Nie będę zanudzać was interpretacją każdego wiersza, ale śmiało mogę stwierdzić, że jest to idealna pozycja dla naszych pociech na długie zimowe wieczory, szczególnie w tym okresie świątecznym. Zajmująca czas, który się mile spędzi dzięki niej.
*str. 29 („Zła zima” M. Konopnicka)
Straszne Wierszyki Włodzimierz Scisłowski
7,6
Straszne, bo tak złe czy straszne... bo straszące? Zaintrygowana zamówiłam pozycję w bibliotece i okazało się, ze trzymam w ręce zbiór wierszy dla dzieci. Dość intrygujący zbiór, bo nie dość, że zawierający w sobie większość dziecięcych lęków, to opatrzony surrealistycznymi ilustracjami.
Na kartkach Strasznych wierszyków spotkamy duchy, czarownice, leśne licho, stracha na wróble, różne strachy i straszki oraz smoka. Lektura może być świetnym sposobem na okiełznanie dziecięcych bojaźni przed tym, co może spędzać im sen z powiek... ale ostrożnie! Zalecałabym czytanie w obecności opiekunów, gdyż nie wszystkie wierszyki mają uśpić lęki. Niektóre z zakończeń utworów mogą przestraszyć maluchy, które zostaną z książeczką sam na sam.

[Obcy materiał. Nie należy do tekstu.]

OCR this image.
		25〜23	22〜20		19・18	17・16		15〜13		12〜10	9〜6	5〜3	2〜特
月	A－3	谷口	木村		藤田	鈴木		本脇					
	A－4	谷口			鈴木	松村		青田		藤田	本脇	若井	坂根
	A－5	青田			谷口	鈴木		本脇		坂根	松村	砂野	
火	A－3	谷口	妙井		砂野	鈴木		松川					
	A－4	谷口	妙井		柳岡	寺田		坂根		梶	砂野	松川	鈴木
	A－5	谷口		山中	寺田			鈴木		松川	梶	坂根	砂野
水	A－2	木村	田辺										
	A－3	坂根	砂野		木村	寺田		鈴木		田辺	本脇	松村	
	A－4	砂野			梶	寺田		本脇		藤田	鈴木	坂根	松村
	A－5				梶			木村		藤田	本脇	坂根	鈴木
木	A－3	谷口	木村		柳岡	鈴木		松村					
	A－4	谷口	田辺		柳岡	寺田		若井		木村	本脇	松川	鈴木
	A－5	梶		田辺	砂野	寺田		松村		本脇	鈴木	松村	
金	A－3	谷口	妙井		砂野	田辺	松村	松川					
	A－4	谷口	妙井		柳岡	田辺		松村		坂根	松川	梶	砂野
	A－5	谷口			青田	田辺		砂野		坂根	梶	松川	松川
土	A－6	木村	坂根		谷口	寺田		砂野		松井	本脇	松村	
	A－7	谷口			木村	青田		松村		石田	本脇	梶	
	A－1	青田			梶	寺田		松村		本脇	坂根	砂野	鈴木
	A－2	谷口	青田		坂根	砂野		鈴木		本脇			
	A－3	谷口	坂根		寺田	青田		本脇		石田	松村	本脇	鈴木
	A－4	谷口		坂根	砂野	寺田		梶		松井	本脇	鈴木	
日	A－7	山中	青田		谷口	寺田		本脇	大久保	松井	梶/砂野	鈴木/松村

Świetne rysunki Daniela Mroza spodobają się chyba bardziej dorosłym – są czarno-białe i, co tu ukrywać, raczej trudne do odbioru dla młodszej osoby. Nie mogę nie wspomnieć o tym, co najbardziej spodobało mi się w graficznym wyglądzie książki – spis treści! Czegoś tak niesamowicie pomysłowego jeszcze nie widziałam.